Yes, I know. It's already mid January and he is writing about gearing up for the new year. Ever notice that after Easter or Christmas, your minister isn't anywhere to be found? They follow the Liturgical Calendar. Photographers follow the Graphic Arts calendar, always three months ahead of real time. So. Know you know
Now, to answer the question that some are already raising---I'm preparing for summer already. Springtime is always well stocked in the archives for most and while the graphic artist have planned ahead, like most photographers, we are comfortable and planning for the summer, fall and winter. Gee, that's a nine month cycle isn't it? Well, I'll be. I bet you will find that most teachers are on that cycle already, just like the camera men and women in the world of photography.
Alright, I've been a wee harsh on some of my critics. That's alright. You can blame that on the social media experiment that has a hard time recognizing reality for real time. Oh! that thought came to mind this week also. I'm looking at all the social media emails that want to tell me and others not on their cycle what the trends are for 2023. Have you really paid any attention to those trends. While the images are cute and some even interesting, they all look like cartoons. Nothing that looks like a actual object. Most everything is animated and some even more gross than most.
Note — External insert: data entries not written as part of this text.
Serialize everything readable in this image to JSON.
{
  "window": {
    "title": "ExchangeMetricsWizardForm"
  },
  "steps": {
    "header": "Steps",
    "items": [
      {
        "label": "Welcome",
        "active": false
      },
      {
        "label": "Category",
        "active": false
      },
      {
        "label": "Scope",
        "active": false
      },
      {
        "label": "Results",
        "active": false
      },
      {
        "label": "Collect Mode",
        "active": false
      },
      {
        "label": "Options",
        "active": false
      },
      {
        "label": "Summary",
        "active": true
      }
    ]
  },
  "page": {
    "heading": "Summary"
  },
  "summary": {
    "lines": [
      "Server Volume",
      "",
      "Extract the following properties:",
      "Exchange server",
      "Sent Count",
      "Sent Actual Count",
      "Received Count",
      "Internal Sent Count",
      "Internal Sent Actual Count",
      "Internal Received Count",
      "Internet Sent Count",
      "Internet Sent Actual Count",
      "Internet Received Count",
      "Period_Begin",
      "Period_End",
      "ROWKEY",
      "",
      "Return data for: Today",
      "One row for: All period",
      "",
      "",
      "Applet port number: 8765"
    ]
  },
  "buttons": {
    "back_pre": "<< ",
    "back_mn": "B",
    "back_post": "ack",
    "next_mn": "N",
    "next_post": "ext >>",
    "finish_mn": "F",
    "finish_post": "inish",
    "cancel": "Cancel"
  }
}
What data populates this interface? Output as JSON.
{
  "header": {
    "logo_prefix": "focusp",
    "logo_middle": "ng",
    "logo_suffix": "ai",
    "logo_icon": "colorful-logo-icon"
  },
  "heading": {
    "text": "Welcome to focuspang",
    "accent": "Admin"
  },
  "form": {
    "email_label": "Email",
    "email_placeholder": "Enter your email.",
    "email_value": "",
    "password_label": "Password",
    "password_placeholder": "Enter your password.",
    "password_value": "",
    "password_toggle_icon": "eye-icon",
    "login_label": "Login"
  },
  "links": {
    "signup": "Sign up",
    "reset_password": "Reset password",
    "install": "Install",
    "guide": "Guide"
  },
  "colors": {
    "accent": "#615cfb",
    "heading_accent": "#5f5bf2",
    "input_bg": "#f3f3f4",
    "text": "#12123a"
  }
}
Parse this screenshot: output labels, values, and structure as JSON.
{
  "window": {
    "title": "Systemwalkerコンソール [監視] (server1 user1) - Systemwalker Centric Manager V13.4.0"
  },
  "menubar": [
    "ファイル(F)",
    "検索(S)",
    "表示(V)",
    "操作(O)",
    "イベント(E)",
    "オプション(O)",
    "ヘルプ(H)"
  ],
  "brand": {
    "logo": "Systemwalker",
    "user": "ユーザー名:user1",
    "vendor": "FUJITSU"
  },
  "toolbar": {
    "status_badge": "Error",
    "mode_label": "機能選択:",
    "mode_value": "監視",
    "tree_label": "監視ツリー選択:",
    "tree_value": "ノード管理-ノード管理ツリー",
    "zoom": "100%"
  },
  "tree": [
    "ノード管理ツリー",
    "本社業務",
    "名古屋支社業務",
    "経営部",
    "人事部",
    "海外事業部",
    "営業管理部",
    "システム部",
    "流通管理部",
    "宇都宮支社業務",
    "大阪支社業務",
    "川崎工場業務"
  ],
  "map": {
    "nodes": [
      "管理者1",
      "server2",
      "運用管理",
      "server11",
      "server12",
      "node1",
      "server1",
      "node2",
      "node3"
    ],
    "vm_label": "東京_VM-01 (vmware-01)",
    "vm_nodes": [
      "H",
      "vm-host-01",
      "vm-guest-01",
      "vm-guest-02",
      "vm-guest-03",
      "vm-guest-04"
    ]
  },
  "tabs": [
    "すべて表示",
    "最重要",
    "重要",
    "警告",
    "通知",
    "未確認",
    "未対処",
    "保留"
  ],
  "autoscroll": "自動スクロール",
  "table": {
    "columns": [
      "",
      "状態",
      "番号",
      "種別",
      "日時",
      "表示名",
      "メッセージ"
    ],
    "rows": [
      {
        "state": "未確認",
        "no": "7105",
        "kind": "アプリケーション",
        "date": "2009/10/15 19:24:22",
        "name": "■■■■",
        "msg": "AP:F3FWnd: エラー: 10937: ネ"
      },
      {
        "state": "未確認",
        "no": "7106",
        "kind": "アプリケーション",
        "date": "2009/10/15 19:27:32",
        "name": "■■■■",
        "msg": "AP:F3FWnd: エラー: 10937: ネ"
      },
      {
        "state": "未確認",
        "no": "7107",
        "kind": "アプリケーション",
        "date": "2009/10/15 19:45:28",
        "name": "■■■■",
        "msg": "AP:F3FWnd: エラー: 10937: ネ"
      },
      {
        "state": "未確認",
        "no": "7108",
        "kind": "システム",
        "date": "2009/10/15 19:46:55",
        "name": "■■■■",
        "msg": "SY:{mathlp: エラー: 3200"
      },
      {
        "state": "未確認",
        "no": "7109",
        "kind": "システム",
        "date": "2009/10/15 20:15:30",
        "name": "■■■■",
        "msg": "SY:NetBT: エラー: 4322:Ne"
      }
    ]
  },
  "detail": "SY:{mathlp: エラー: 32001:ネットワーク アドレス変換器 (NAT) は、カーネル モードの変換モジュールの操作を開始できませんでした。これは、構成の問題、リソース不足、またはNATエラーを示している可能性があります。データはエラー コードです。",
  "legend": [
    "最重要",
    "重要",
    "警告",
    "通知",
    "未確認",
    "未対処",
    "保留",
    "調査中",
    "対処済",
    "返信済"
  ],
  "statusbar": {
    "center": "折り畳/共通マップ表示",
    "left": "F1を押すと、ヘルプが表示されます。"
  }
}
And while my mom was light years ahead of her time, when she gave me my first camera (a Kodak Brownie: I still have a scar on my left thigh where I put a M2 flash and extra batteries in the same jeans pocket, where they made contact eventually, and I felt my leg getting hot and more hot and then the pain set in) she said to me: "If you ever become a photographer, do not ever change what your camera lens burns on the film." To this day, I do not alter my images. Delete some very bad ones, but never alter them as a record.
Joan, (Joan Davidow) and I had a few rowdy discussions about photography and contemporary art. Rowdy as she and I both understood why each of us had a view but understood the other side as well. When she retired a few steps beyond a decade ago, she and I were still friends I would hope to think. Fondly, I appreciated her stance as she did mine. Since then, her credits just continue to grow. I would love to know what side social media cartoons would have weighed on her scale. After all there was a black painted Plymouth and a Playboy Bunny outline street side from the new digs after leaving the shadows of the Meadows Foundation anchor to Victorian Era buildings and Deep Ellum as a neighbor. Since, Joan and her son,Seth, are still the greatest asset in the Dallas Art World.
Art Think just might have had a mutation about photography in the old neighborhood but I think that paint still rules in her world and always will.